Child and Parental Correlates of Participation in Sports and Recreational Activities in School-Aged Children with Autism Spectrum Disorder

Poster Presentation
Thursday, May 10, 2018: 5:30 PM-7:00 PM
Hall Grote Zaal (de Doelen ICC Rotterdam)
V. Lee1, T. Bennett2, A. Zaidman-Zait3, E. Duku4, S. Georgiades4, P. Szatmari5, M. Elsabbagh6, P. Mirenda7, I. M. Smith8, W. J. Ungar9, T. Vaillancourt10, J. Volden11, C. Waddell12, L. Zwaigenbaum11 and A. Thompson4, (1)McMaster Universtiy-Offord Centre, Hamilton, ON, Canada, (2)Offord Centre for Child Studies, McMaster University, Hamilton, ON, CANADA, (3)Tel-Aviv University, Tel-Aviv, Israel, (4)McMaster University, Hamilton, ON, Canada, (5)The Hospital for Sick Children, Toronto, ON, Canada, (6)McGill University, Montreal, PQ, Canada, (7)University of British Columbia, Vancouver, BC, Canada, (8)Dalhousie University / IWK Health Centre, Halifax, NS, CANADA, (9)University of Toronto / The Hospital for Sick Children, Toronto, ON, Canada, (10)University of Ottawa, Ottawa, ON, Canada, (11)University of Alberta, Edmonton, AB, Canada, (12)Simon Fraser University, Vancouver, BC, Canada
Background: Participation in sports and recreational programs (SRP) by children and adolescents is an essential component to healthy development; benefits for developmental outcomes (e.g. physical and mental health) have been well documented (Anderson et al, 2006). Yet the literature consistently indicates that children and youth with ASD are less likely than their same-aged peers to participate actively in community-based programs (Orsmond, Krauss, & Seltzer, 2004). While previous studies have noted individual, parental, contextual characteristics that may act as barriers and facilitators to participation, our understanding of factors related to longitudinal participation in these programs is limited.

Objectives: The primary objective of this study was to identify differences between child and parental characteristics of school-aged children with ASD whose parents reported consistent participation or no participation in organized SRP over a 4-year period between the ages of 7 and 12 years. A secondary objective was to examine whether these child and parental characteristics were correlated with participation over time.

Methods: Data came from the Pathways in ASD study, a large Canadian longitudinal prospective study of children with ASD. The sample was composed of 189 school-aged children with ASD at T1 (mean age: 12.7 years, 83% male). Participation in organized community-based sports and recreational programs was indexed using the Community Programs and Services Assessment (CPSA) over a 4-year period (T1-T4, with T1 as the first assessment between age 8-9 years and one assessment every 12 months for 3 consecutive years). ANOVAs were used to explore group differences based on consistent participation across the 4-year period and on variables of interest including child characteristics: T1 autism severity scores (Autism Diagnostic Observation Scale; ADOS), T2 and T4 adaptive functioning (Vineland Adaptive Behavior Scale; VABS II); and T1-T4 externalizing and internalizing behaviour (Child Behavior Checklist; CBCL 6-18), and parent characteristics across T1-T4 including: estimated household income, parental stress (Parental Stress Index; PSI), and T1-T4 parental anxiety and depression self-reported symptoms (Symptoms Checklist-Revised; SCL-90-R).
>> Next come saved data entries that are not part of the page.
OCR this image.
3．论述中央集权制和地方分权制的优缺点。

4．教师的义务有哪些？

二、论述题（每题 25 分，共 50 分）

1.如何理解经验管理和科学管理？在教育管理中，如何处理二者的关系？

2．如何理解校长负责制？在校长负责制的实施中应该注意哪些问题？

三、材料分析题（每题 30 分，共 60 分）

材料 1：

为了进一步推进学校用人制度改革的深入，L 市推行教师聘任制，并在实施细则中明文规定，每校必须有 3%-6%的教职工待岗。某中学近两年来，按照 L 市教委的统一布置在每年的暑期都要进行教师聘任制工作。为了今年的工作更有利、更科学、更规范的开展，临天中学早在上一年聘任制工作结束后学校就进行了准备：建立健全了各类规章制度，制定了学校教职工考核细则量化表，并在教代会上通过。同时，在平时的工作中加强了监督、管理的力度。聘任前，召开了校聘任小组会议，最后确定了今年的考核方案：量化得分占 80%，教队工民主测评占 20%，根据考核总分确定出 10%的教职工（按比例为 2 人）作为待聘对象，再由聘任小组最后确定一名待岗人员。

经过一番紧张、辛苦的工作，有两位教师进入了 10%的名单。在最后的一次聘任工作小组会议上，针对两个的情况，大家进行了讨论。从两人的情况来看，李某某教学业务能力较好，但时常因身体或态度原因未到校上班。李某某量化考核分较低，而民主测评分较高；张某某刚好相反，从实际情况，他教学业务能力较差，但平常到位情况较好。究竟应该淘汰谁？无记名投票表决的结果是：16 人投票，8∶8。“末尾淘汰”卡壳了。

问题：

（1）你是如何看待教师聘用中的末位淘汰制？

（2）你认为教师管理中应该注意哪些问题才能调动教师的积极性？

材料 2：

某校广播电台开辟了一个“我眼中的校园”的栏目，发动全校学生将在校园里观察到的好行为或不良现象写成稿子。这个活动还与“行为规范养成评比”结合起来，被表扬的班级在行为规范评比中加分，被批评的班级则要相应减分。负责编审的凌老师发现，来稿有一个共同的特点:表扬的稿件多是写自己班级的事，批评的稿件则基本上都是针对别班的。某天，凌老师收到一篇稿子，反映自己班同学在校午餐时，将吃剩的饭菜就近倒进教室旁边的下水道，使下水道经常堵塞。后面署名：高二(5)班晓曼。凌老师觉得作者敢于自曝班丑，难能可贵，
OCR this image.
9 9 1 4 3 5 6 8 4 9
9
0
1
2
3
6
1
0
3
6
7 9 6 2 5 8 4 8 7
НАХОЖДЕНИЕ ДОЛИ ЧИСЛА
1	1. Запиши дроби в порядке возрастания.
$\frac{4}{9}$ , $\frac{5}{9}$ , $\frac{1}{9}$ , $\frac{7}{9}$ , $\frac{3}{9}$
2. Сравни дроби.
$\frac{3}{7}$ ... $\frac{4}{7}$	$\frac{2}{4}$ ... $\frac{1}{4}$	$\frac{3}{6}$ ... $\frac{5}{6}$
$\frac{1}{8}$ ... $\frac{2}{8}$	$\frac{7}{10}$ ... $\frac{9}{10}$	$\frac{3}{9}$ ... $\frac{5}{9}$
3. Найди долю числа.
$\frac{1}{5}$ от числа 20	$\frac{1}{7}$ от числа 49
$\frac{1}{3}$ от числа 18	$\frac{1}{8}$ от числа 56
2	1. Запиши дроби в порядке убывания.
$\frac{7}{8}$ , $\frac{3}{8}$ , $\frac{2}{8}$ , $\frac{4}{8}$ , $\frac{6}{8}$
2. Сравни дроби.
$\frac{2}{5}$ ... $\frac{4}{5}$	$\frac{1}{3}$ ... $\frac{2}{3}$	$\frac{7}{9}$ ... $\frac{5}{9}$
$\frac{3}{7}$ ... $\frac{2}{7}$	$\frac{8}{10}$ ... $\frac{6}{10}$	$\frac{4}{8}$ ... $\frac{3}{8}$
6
Results: Of the sample, 21% of the families indicated consistent participation in SRPs over the 4 years and 23% of families indicated no participation. Groups did not differ significantly in gender, autism severity score, or internalizing behaviour. However, compared to children who consistently participated, those who did not participate had significantly lower adaptive functioning skills at T2 and T4 and more externalizing behaviours across T1-T4 (p < 0.001, for all). On parental characteristics, the group who participated consistently had significantly higher household income across time than those who did not participate at all (p < 0.001). Adaptive functioning, externalizing behaviour, and household income were significantly correlated with participation (p < 0.01).

Conclusions: Study findings show that school-aged children with ASD who regularly participate in SRPs have higher adaptive functioning, fewer externalizing behaviour problems, and higher parental income. These findings are consistent with previous literature indicating child and parental factors that limit or facilitate participation in SRPs. They also underline the importance of implementing and evaluating proactive, multifaceted strategies aimed at reducing child- and family-level barriers to inclusion in SRPs.